World In Brief
Did al-Qaida warn of British attacks?
LONDON — “Those who cure you are going to kill you.”
That, a British priest said Wednesday, was the cryptic warning made to him in Jordan by a purported al-Qaida chief months before the failed car bombings in London and Glasgow that have been linked to a group of foreign Muslims working as doctors in Britain.
British authorities have said the attacks bore the hallmarks of an al-Qaida operation, but officials say investigators are still trying to determine whether there was any direct link between the alleged plotters and an outside mastermind.
Chinese toothpaste under new scrutiny
BEIJING — China is stepping up controls on dental care products, media reported Wednesday amid alarm over Chinese toothpaste producers’ use of a potentially toxic chemical.
Countries in North and South America, as well as Asia, have recently halted imports of Chinese-made toothpaste due to its content of diethylene glycol, a low-cost and sometimes deadly substitute for glycerin.

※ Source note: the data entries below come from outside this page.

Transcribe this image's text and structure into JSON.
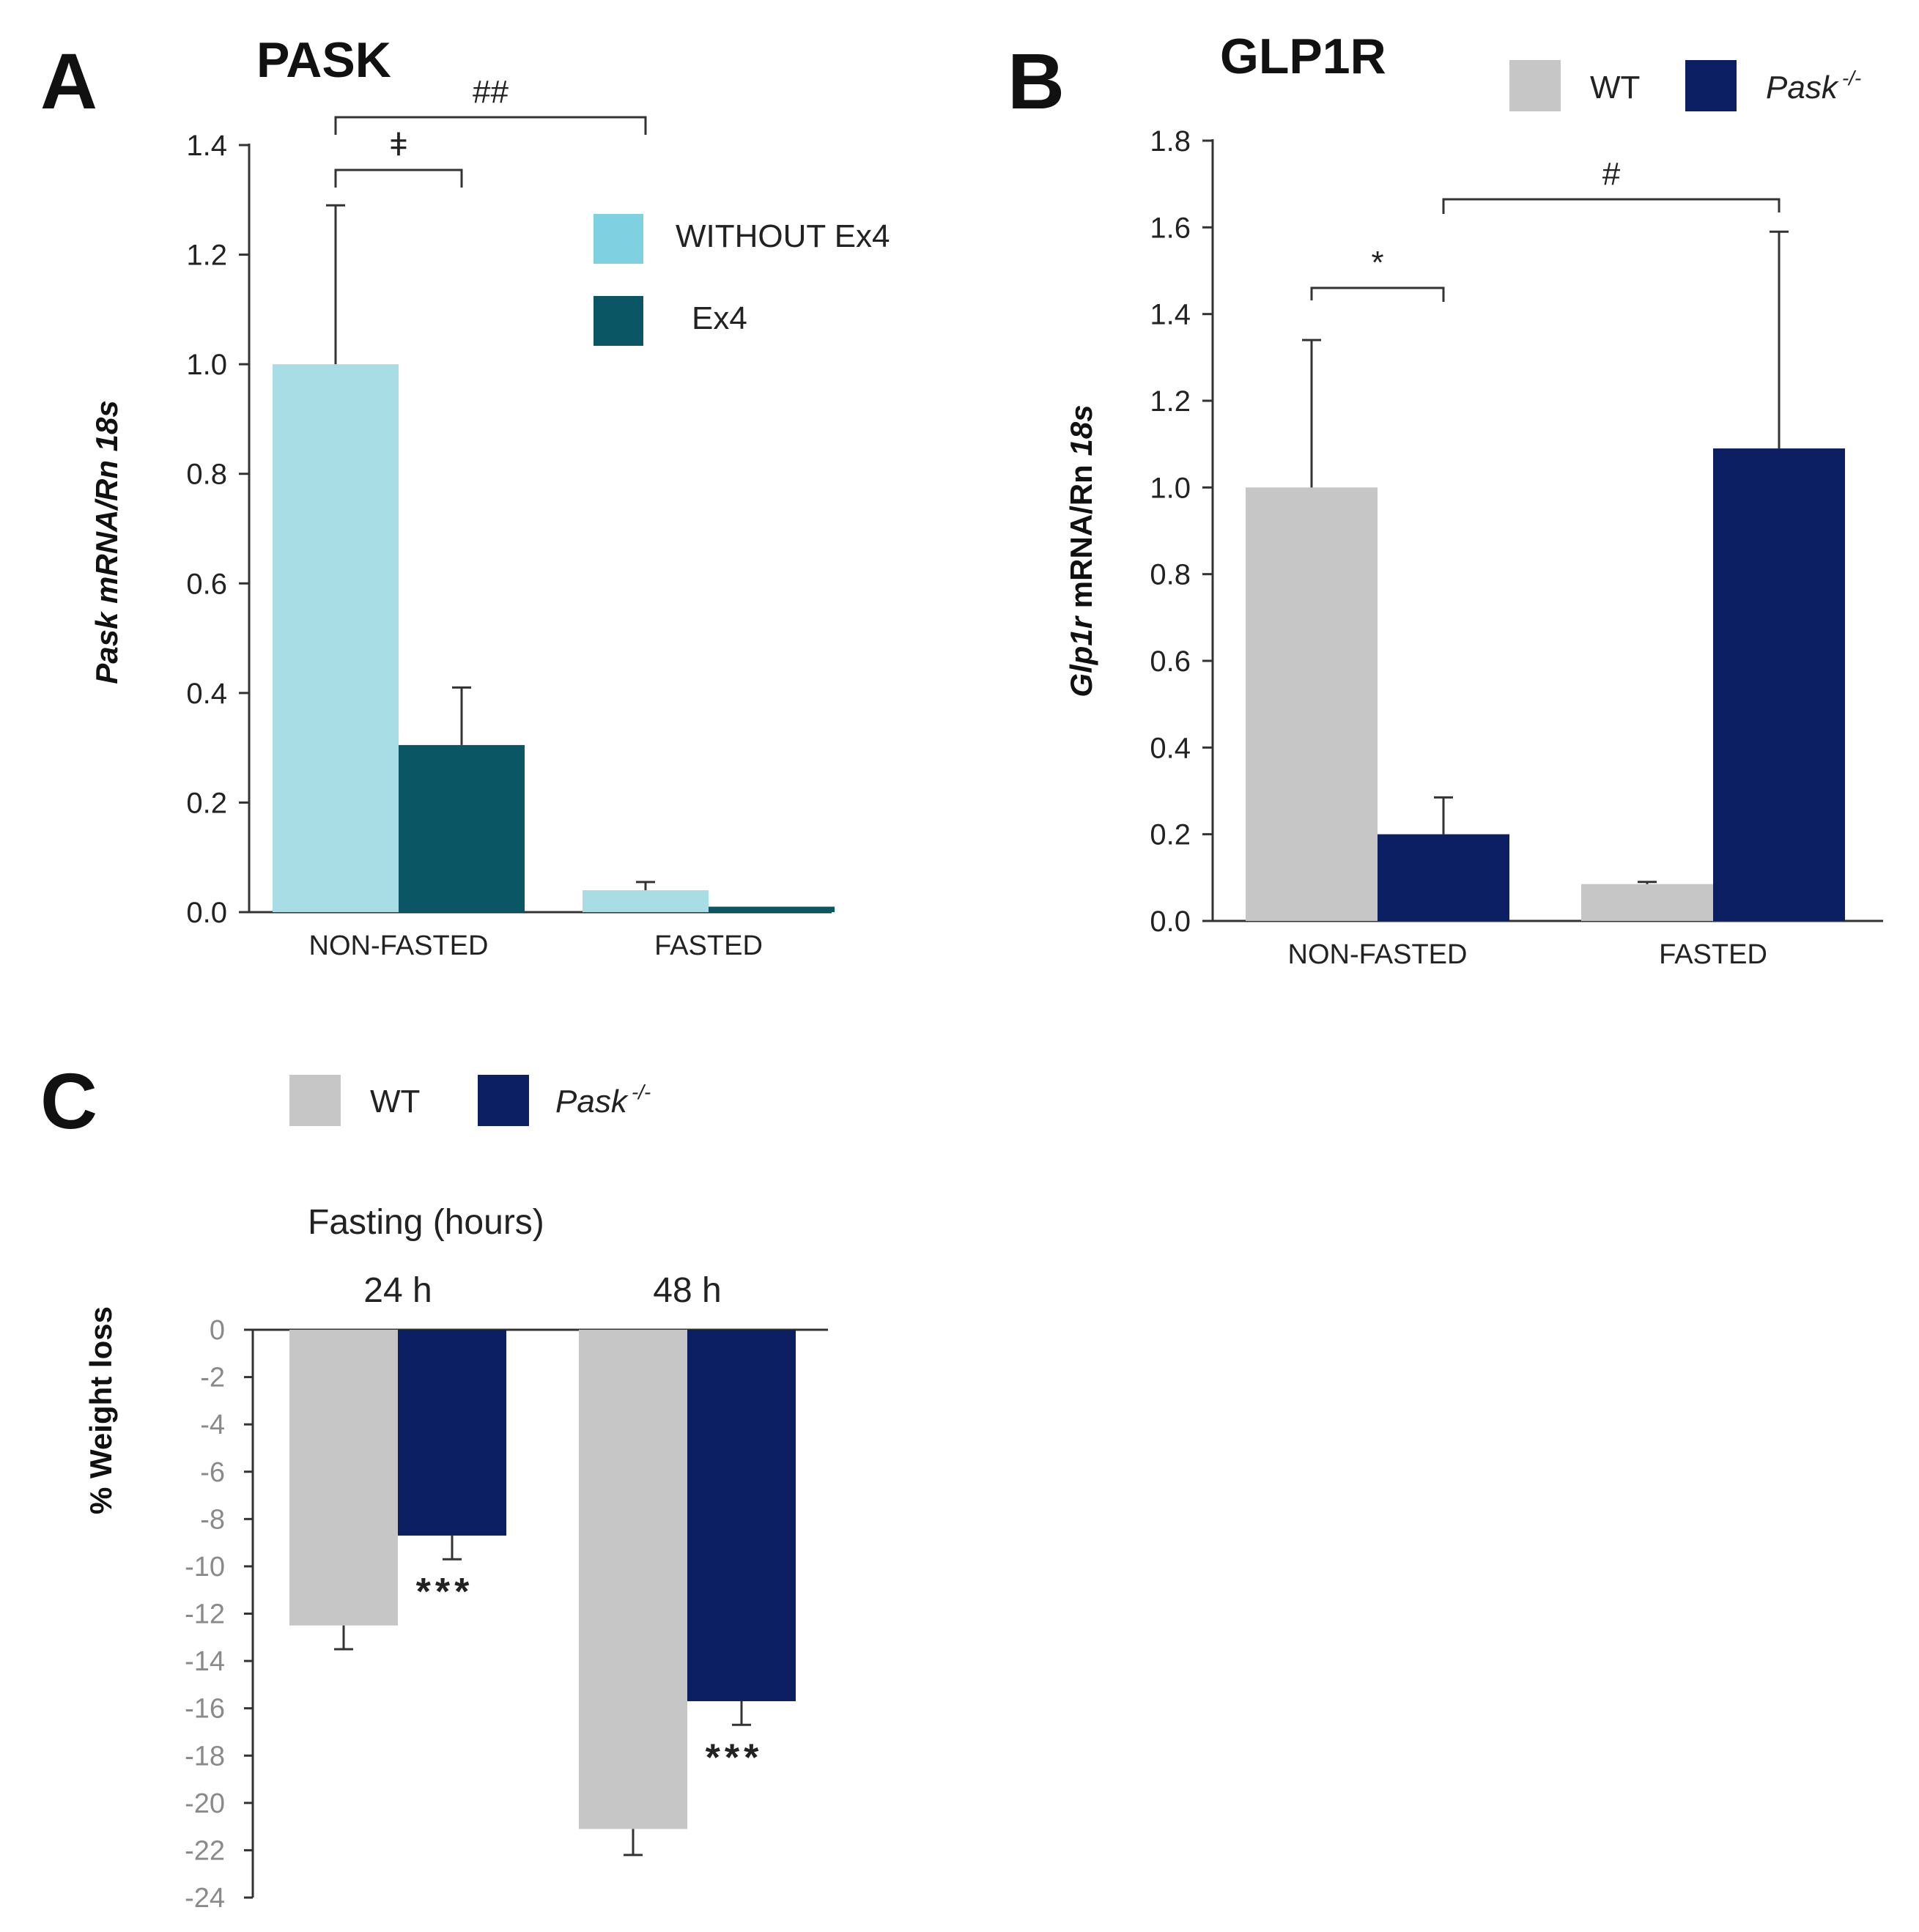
{
  "chart_data": [
    {
      "panel": "A",
      "type": "bar",
      "title": "PASK",
      "ylabel_italic": "Pask",
      "ylabel_rest": " mRNA/Rn 18s",
      "ylim": [
        0,
        1.4
      ],
      "yticks": [
        "0.0",
        "0.2",
        "0.4",
        "0.6",
        "0.8",
        "1.0",
        "1.2",
        "1.4"
      ],
      "categories": [
        "NON-FASTED",
        "FASTED"
      ],
      "series": [
        {
          "name": "WITHOUT Ex4",
          "color": "#a8dde6",
          "legend_color": "#7fd0e0",
          "values": [
            1.0,
            0.04
          ],
          "errors": [
            0.29,
            0.015
          ]
        },
        {
          "name": "Ex4",
          "color": "#0b5665",
          "legend_color": "#0b5665",
          "values": [
            0.305,
            0.01
          ],
          "errors": [
            0.105,
            0.0
          ]
        }
      ],
      "annotations": [
        {
          "label": "ǂ",
          "from": [
            0,
            0
          ],
          "to": [
            0,
            1
          ]
        },
        {
          "label": "##",
          "from": [
            0,
            0
          ],
          "to": [
            1,
            0
          ]
        }
      ]
    },
    {
      "panel": "B",
      "type": "bar",
      "title": "GLP1R",
      "ylabel_italic": "Glp1r",
      "ylabel_rest": " mRNA/Rn ",
      "ylabel_italic2": "18s",
      "ylim": [
        0,
        1.8
      ],
      "yticks": [
        "0.0",
        "0.2",
        "0.4",
        "0.6",
        "0.8",
        "1.0",
        "1.2",
        "1.4",
        "1.6",
        "1.8"
      ],
      "categories": [
        "NON-FASTED",
        "FASTED"
      ],
      "series": [
        {
          "name": "WT",
          "color": "#c6c6c6",
          "values": [
            1.0,
            0.085
          ],
          "errors": [
            0.34,
            0.005
          ]
        },
        {
          "name": "Pask",
          "superscript": "-/-",
          "color": "#0d1f63",
          "values": [
            0.2,
            1.09
          ],
          "errors": [
            0.085,
            0.5
          ]
        }
      ],
      "annotations": [
        {
          "label": "*",
          "from": [
            0,
            0
          ],
          "to": [
            0,
            1
          ]
        },
        {
          "label": "#",
          "from": [
            0,
            1
          ],
          "to": [
            1,
            1
          ]
        }
      ]
    },
    {
      "panel": "C",
      "type": "bar",
      "title": "Fasting (hours)",
      "ylabel": "% Weight loss",
      "ylim": [
        -24,
        0
      ],
      "yticks": [
        "0",
        "-2",
        "-4",
        "-6",
        "-8",
        "-10",
        "-12",
        "-14",
        "-16",
        "-18",
        "-20",
        "-22",
        "-24"
      ],
      "categories": [
        "24 h",
        "48 h"
      ],
      "series": [
        {
          "name": "WT",
          "color": "#c6c6c6",
          "values": [
            -12.5,
            -21.1
          ],
          "errors": [
            1.0,
            1.1
          ]
        },
        {
          "name": "Pask",
          "superscript": "-/-",
          "color": "#0d1f63",
          "values": [
            -8.7,
            -15.7
          ],
          "errors": [
            1.0,
            1.0
          ]
        }
      ],
      "annotations": [
        {
          "label": "***",
          "category": 0
        },
        {
          "label": "***",
          "category": 1
        }
      ]
    }
  ]
}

There have been no reports of health problems stemming from the product. China has no guideline banning the chemical, and the government says it is harmless in small amounts.
Japanese official promises trust
TOKYO — Japan’s first female defense minister was sworn in Wednesday, pledging to restore trust in the government after her predecessor suggested the bombings of Nagasaki and Hiroshima were inevitable.
Yuriko Koike took office a day after ex-Defense Minister Fumio Kyuma apologized for remarks that offended many who see the bombings as a senseless slaughter of civilians.
His departure was ill-timed, with Prime Minister Shinzo Abe facing parliamentary elections on July 29.
Top cleric captured at Pakistan mosque
ISLAMABAD, Pakistan — Security forces besieging a radical mosque in the Pakistani capital captured its top cleric Wednesday as he tried to sneak out of the complex in a burqa, and more than 1,000 of his followers surrendered.
But heavy gunfire raged into the night, and it was unclear if his capture would lead other hard-liners to give up the fight.
President Gen. Pervez Mush-arraf deployed the army to subdue the militants holed up at Lal Masjid, or Red Mosque, whose clerics have challenged the government for months with a drive to impose a Taliban-style version of Islamic law.
Spain says Basques planned attack
MADRID, Spain — Police seized a van packed with explosives in southeastern France, thwarting a Basque separatist attack that was clearly intended to cause casualties, Spain’s interior minister said Wednesday.
Alfredo Perez Rubalcaba said the group ETA, which has killed more than 800 people since 1968, was planning to stage the attack sometime during Spain’s state of the nation parliamentary debate Tuesday and Wednesday.
The location and target of the planned bombing were unknown, he said.
U.S. envoy finishes term with regrets
CARACAS, Venezuela — After three years as Washington’s top envoy to Venezuela, Ambassador William Brownfield ended his term Wednesday with regrets he could not do more to establish a dialogue.
Brownfield, who is taking over as ambassador to Colombia, attended a flag-raising ceremony at the U.S. Embassy in Caracas before he departed.
“I regret that I haven’t managed to establish a direct, serious, pragmatic dialogue between the two governments,” he said.